Je n'ai guère d'illusions quant au sort qui sera réservé à ces amendements relatifs à la gestation pour autrui, mais nous aurons l'occasion d'y revenir en séance publique.
Je vous propose d'adapter notre droit en tenant compte de la position adoptée par la Cour de cassation en 2008, mais aussi des évolutions introduites dans d'autres pays, notamment la Grande-Bretagne, qui a adopté un dispositif évitant toute « marchandisation des ventres ».
L'amendement AS 115 s'inspire très largement d'une proposition de loi déposée au Sénat par Michèle André en vue d'autoriser la gestation pour autrui tout en l'encadrant très précisément. Cette technique est aujourd'hui illégale dans notre pays en considération de la « convention » de procréation ou de gestation pour autrui qui existe entre les parties, mais il est possible d'envisager la GPA en s'affranchissant de cette perspective. Je rappelle que certaines personnalités se sont déclarées favorables à la GPA, notamment Mmes Elisabeth Badinter, Elisabeth Roudinesco, Geneviève Delaisi de Parseval et M. Maurice Godelier, même s'il faut reconnaître que d'autres s'y opposent, telle Mme Sylviane Agacinski.
Cet amendement s'inscrit parfaitement dans le cadre de cette loi bioéthique, dont la portée n'est pas seulement médicale, mais aussi sociale. Nous devons nous méfier comme de la peste de cette tentation qu'est l'essentialisme : c'est la deuxième fois que nous sommes appelés à réviser les lois bioéthiques de 1994 et le monde a bien changé depuis lors. Je ne prétends pas qu'il faut s'adapter à toutes les évolutions – certaines peuvent être condamnables, à juste titre –, mais ne pas regarder en face la question de la gestation pour autrui reviendrait à faire preuve d'hypocrisie. Cette pratique existe dans d'autres pays, où se rendent certaines familles pour en bénéficier. Pour avoir auditionné de telles familles, nous savons que le statut de leurs enfants est fragilisé quand elles reviennent en France : seul le lien de filiation avec le père est reconnu.

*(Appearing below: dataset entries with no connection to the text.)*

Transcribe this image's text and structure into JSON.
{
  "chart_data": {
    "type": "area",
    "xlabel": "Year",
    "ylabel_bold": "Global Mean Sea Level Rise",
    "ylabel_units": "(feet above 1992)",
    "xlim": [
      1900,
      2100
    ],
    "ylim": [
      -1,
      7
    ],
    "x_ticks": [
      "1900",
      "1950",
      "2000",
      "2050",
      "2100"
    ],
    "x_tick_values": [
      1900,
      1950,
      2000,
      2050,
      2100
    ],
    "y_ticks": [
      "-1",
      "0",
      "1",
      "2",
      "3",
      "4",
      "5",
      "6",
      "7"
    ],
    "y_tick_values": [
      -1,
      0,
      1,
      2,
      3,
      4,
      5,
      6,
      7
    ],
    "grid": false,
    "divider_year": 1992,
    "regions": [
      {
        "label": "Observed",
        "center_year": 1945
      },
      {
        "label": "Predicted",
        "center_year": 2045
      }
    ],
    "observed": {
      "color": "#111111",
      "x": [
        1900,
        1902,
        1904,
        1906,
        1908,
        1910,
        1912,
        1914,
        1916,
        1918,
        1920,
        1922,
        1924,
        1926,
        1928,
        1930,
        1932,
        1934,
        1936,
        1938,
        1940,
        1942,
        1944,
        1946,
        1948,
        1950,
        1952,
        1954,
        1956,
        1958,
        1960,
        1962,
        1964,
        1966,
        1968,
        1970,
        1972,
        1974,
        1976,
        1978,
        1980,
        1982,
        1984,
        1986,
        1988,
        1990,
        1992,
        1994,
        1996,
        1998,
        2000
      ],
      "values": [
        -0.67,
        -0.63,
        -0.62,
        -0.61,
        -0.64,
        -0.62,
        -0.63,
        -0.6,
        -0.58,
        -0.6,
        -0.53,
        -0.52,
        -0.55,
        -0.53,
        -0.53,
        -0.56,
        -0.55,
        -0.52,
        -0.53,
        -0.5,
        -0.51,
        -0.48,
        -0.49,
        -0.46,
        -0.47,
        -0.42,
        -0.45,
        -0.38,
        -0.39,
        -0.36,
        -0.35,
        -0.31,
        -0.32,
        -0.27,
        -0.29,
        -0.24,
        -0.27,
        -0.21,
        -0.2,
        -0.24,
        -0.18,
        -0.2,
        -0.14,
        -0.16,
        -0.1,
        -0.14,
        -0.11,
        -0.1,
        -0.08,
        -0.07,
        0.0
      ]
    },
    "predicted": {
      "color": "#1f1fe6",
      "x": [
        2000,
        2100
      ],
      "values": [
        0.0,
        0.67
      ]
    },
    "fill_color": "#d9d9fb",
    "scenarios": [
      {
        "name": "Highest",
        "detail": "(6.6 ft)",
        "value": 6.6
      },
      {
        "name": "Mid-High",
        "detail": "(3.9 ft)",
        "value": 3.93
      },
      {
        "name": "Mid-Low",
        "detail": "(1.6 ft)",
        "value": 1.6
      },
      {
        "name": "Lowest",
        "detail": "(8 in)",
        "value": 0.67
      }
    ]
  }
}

En réponse à un arrêt qui a été rendu par la Cour de cassation en 2008, l'amendement AS 119 rectifié tend à permettre l'établissement d'une filiation à l'égard des deux parents. Les enfants concernés se trouvent, en effet, dans une situation de grande vulnérabilité. Il ne s'agit pas, avec cette proposition, d'exalter le droit à l'enfant, mais de protéger le droit de l'enfant. Quand bien même vous n'adopteriez pas l'amendement qui autorise la gestation pour autrui dans des conditions très précises, vous devriez accepter celui qui assure la protection juridique des enfants nés à l'étranger d'une GPA.
Pour conclure, je regrette qu'on ait opposé l'article 40 de la Constitution à un autre amendement que j'avais déposé en vue de permettre l'indemnisation de la mère porteuse par la Sécurité sociale. Il est trop facile, après avoir écarté cet amendement, d'affirmer que mes propositions ne peuvent qu'inciter à la « marchandisation des ventres ».